In summer 1975 Gundermann grasped at the chance of the Helsinki Accords signed also by the East German dictator. According to "Basket III" of the treaty, everybody could leave his home country and return. Gundermann applied immediately for an exit visa. During the first months after signing the agreement, the regime let applicants leave, physicists and mathematicians earlier, doctors later; but persons filing applications for exit visas were subsequently jailed. Early in 1976, he was dismissed as the head of the ENT department at the hospital and was demoted into the outpatient clinic.

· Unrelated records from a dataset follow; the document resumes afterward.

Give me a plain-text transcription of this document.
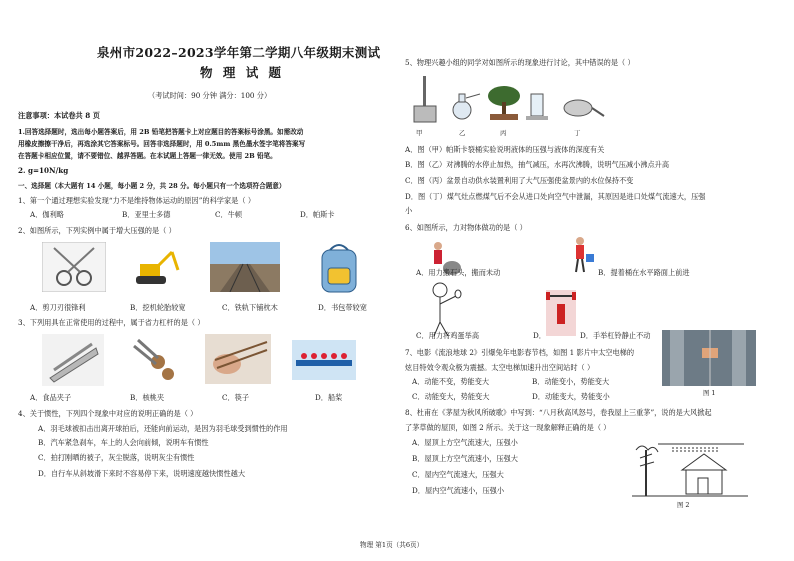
泉州市2022–2023学年第二学期八年级期末测试
物 理 试 题
（考试时间：90 分钟 满分：100 分）
注意事项：本试卷共 8 页
1.回答选择题时，选出每小题答案后，用 2B 铅笔把答题卡上对应题目的答案标号涂黑。如需改动
用橡皮擦擦干净后，再选涂其它答案标号。回答非选择题时，用 0.5mm 黑色墨水签字笔将答案写
在答题卡相应位置，请不要错位、越界答题。在本试题上答题一律无效。使用 2B 铅笔。
2. g=10N/kg
一、选择题（本大题有 14 小题，每小题 2 分，共 28 分。每小题只有一个选项符合题意）
1、第一个通过理想实验发现“力不是维持物体运动的原因”的科学家是（ ）
A．伽利略	B．亚里士多德	C．牛顿	D．帕斯卡
2、如图所示，下列实例中属于增大压强的是（ ）
A．剪刀刃很锋利	B．挖机轮胎较宽	C．铁轨下铺枕木	D．书包带较宽
3、下列用具在正常使用的过程中，属于省力杠杆的是（ ）
A．食品夹子	B．核桃夹	C．筷子	D．船桨
4、关于惯性，下列四个现象中对应的说明正确的是（ ）
A．羽毛球被扣击出离开球拍后，还能向前运动，是因为羽毛球受到惯性的作用
B．汽车紧急刹车，车上的人会向前倾，说明车有惯性
C．拍打刚晒的被子，灰尘脱落，说明灰尘有惯性
D．自行车从斜坡滑下来时不容易停下来，说明速度越快惯性越大
5、物理兴趣小组的同学对如图所示的现象进行讨论，其中错误的是（ ）
甲	乙	丙	丁
A．图（甲）帕斯卡裂桶实验说明液体的压强与液体的深度有关
B．图（乙）对沸腾的水停止加热，抽气减压，水再次沸腾，说明气压减小沸点升高
C．图（丙）盆景自动供水装置利用了大气压强使盆景内的水位保持不变
D．图（丁）煤气灶点燃煤气后不会从进口处向空气中泄漏，其原因是进口处煤气流速大，压强
小
6、如图所示，力对物体做功的是（ ）
A．用力搬石头，搬而未动	B．提着桶在水平路面上前进
C．用力将鸡蛋举高	D．	D．手举杠铃静止不动
7、电影《流浪地球 2》引爆兔年电影春节档，如图 1 影片中太空电梯的
炫目特效令观众极为震撼。太空电梯加速升出空间站时（ ）
A．动能不变，势能变大	B．动能变小，势能变大
C．动能变大，势能变大	D．动能变大，势能变小	图 1
8、杜甫在《茅屋为秋风所破歌》中写到：“八月秋高风怒号，卷我屋上三重茅”，说的是大风掀起
了茅草做的屋顶，如图 2 所示。关于这一现象解释正确的是（ ）
A．屋顶上方空气流速大，压强小
B．屋顶上方空气流速小，压强大
C．屋内空气流速大，压强大
D．屋内空气流速小，压强小
图 2
物理 第1页（共6页）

That was a first glimmer of hope to him, which weeks later was to shine brighter when losing this post too and becoming jobless in a country boasting about being free of unemployment. Over and over again he was subjected to exhausting questionings by the authorities. A few days after his 54th birthday in May 1976, he and his family received their long-awaited release from GDR citizenship. The Gundermanns had to pack their household contents under surveillance of state controllers to prevent them taking any cultural assets with them. Gundermann documented the rocky way out of the GDR in his book "Entlassung aus der Staatsbürgerschaft" (Release from the Citizenship) (Ullstein in 1982).
In his long life Horst Gundermann never stopped being a founder. After the foundation of the Phoniatric Department in Greifswald and start of the voice cures in Lubmin and Dambeck, he became a professor at the Universities of Mainz, later of Heidelberg and Mannheim. In Heidelberg he inaugurated the Department of Phoniatrics and a large School for Speech Therapists at the Stiftung Rehabilitation (foundation for rehabilitation). When he approached retirement age, he founded another large phoniatric hospital in Bad Rappenau. In 1986 – at the age of 64 – he organized the first „Kommunikationsmedizinische Tage“ (days of communication medicine) in Bad Rappenau, repeated in 1988 and 90 and in Bad Boll in 1992. According to his holistic approach, he gathered experts from all disciplines dealing with voice: physicians, actors, teachers, singers, speech therapists, music experts, psychologists and many more. In 1996 the conferences found their final home in the Baden-Wuerttemberg capital as biennial "Stuttgarter Stimmtage" (Stuttgart vocal days), founded together with Uta Kutter and Annikke Fuchs-Tennigkeit. Gundermann still managed to secure the commitment of many highly qualified co-working colleagues in advancing and promoting the institution "Stimmtage" – even during his last years when old age and frailty prevented him from participating himself. The most recent edition of the "Stimmtage" was successfully held in 2014. In 1999 Gundermann received the German Federal Cross of Merit.
Beside all this he has published numerous scientific papers and also popular advisories for patients and parents. He also wrote poems, unpublished until now – exploring the deep truth of life as only poetry can.
Horst Gundermann has lived an exemplary life as a truth seeker in science, politics and in personal life, always looking for the widest possible horizon. His holistic idea is well accepted in the phoniatrics today and is living on.